US schools plan to phase out potatoes - deems it a less healthy vegetable
Agricultural Department is attempting to phase out the humble spud – RECIPES
From now on school cafeteria workers will be putting fewer potatoes on kids’ plates as per the US Agriculture Department and federal guidelines.
The spud is getting the cuts as the government plans to have more fruits, vegetables, and whole grains in the kids meals and less sodium, fats, and starches.
The US Agriculture Department is currently formulating a proposal, according to Georgia Public Broadcasting, that will take effect next summer. The plan is to banish potatoes from school breakfasts and reduce them greatly in school lunches.
Spokesman for coastal Glynn County schools, Jim Weidhass said that although the proposal isn’t final, potatoes are now only being served once a week.
He said, “We're just looking to phase them out and replace them with things like whole grain macaroni and cheese, knowing this will be the type of stuff that comes down from the federal guidelines. You have to try to put something that kids actually will eat on the table."
Of course, potato lobbyist and potato-state Senators are fighting. Critics are saying that the spud is being targeted unfairly.

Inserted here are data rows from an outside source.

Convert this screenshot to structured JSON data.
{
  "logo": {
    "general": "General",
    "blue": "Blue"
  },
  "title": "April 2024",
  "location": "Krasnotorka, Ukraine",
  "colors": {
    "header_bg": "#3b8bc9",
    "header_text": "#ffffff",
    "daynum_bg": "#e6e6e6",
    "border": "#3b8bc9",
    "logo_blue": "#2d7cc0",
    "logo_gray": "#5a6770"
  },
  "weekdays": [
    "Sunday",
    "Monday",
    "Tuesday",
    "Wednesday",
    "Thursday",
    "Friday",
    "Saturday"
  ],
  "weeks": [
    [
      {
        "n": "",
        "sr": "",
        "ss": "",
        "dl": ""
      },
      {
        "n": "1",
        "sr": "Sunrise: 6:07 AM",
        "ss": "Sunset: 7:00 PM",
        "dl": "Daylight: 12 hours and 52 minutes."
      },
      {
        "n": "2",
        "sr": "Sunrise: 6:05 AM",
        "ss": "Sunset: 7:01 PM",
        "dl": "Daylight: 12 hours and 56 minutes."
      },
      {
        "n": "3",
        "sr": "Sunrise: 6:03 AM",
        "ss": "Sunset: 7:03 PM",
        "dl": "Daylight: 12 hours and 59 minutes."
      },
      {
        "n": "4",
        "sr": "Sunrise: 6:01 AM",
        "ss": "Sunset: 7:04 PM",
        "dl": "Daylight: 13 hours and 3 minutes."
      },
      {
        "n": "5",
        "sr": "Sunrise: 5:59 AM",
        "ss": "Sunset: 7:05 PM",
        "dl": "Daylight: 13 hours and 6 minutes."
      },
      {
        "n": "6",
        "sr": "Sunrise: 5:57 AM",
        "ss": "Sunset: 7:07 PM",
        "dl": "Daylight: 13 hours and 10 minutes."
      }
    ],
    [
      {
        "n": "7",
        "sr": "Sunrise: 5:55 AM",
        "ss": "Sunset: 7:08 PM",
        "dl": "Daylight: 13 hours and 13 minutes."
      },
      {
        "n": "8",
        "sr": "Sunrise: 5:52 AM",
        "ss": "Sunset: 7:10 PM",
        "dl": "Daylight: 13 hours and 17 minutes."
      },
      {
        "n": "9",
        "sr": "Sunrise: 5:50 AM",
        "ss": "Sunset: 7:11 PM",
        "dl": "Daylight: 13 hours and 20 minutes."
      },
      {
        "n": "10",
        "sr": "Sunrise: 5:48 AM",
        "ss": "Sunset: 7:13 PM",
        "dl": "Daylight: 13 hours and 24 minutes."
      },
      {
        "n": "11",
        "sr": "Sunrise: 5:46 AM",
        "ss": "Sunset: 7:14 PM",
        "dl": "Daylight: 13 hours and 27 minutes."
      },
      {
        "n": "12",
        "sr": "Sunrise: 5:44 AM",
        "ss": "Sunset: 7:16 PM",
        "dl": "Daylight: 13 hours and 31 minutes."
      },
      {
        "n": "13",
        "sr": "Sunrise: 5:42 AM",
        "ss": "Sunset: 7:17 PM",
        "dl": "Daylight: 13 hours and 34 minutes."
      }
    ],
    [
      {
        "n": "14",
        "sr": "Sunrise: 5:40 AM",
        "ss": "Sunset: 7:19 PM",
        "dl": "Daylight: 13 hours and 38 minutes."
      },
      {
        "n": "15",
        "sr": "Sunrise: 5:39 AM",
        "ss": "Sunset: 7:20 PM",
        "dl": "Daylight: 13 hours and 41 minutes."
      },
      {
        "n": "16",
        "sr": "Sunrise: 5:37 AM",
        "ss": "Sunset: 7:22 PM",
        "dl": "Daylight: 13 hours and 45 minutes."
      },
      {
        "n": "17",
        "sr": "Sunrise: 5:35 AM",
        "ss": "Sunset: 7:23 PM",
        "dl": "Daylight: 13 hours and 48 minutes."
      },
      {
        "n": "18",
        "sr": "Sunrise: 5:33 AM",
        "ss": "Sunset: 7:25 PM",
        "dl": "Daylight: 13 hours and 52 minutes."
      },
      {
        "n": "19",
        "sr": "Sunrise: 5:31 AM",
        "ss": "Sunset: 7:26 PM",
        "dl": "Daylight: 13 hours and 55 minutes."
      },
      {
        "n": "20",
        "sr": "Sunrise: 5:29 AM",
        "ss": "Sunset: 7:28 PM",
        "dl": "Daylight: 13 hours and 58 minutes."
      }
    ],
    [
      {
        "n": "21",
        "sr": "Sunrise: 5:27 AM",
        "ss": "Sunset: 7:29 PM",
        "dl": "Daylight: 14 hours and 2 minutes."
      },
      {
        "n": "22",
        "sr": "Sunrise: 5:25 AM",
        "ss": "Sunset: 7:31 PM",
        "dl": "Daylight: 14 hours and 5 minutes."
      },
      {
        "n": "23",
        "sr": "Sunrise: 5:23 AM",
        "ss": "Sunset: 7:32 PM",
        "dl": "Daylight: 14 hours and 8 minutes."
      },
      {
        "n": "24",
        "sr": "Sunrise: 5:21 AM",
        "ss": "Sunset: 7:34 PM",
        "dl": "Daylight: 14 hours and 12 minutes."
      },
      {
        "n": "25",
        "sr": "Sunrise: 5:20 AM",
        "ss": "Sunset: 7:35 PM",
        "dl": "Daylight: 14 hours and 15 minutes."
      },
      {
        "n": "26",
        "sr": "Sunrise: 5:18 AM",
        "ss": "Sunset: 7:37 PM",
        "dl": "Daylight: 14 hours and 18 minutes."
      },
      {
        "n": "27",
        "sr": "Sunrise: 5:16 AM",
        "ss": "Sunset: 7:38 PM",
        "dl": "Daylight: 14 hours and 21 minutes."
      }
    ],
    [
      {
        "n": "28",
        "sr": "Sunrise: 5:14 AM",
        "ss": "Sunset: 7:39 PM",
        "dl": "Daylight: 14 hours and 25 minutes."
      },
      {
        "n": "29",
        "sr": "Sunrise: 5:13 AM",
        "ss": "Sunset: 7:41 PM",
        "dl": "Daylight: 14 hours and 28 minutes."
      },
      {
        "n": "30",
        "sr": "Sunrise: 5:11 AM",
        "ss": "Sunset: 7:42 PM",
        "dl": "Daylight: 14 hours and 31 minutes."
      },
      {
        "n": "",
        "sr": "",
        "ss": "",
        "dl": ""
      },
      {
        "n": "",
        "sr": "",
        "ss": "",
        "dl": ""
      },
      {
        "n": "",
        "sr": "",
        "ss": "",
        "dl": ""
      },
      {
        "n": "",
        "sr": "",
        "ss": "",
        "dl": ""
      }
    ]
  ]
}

In defiance of these restrictions on the much loved spud here’s two of our favorite Irish potato recipes – Colcannon and Boxty.
4 lbs (1.8kg) potatoes, or about 7-8 large potatoes (‘old’ potatoes or russet potatoes are best, waxy potatoes won’t do)
1 green cabbage or Kale
1 cup ( 7 fl oz, 240 ml) milk (or cream)
1 stick (4oz, 120g) butter, divided into three parts
4-5 scallions (green onions), chopped
Salt and Pepper
Fresh Parsley or chives
*Not everyone adds scallions to colcannon, but they do add something worth having in my opinion.
Peel and boil the potatoes. Remove the core from the cabbage, slice it thinly, and put into a large saucepan.
Cover with boiling water from the kettle and keep at a slow rolling boil until the cabbage is just wilted and has turned a darker green. This can take anything from 3-5 minutes depending on the cabbage. Test it and don’t let it overcook, if anything it should be slightly undercooked.
When the cabbage is cooked, drain it well, squeeze to get any excess moisture out, then return to the saucepan. Add one third of the butter and cover. Leave it covered and in a warm place, but not on a burner, with the butter melting gently into it while you continue.
When the potatoes are soft, drain and return the saucepan with the drained potatoes in, to a low burner, leaving the lid off so that any excess moisture can evaporate. When they are perfectly dry, add the milk to the saucepan along with a third of the butter and the chopped scallions if you are using them.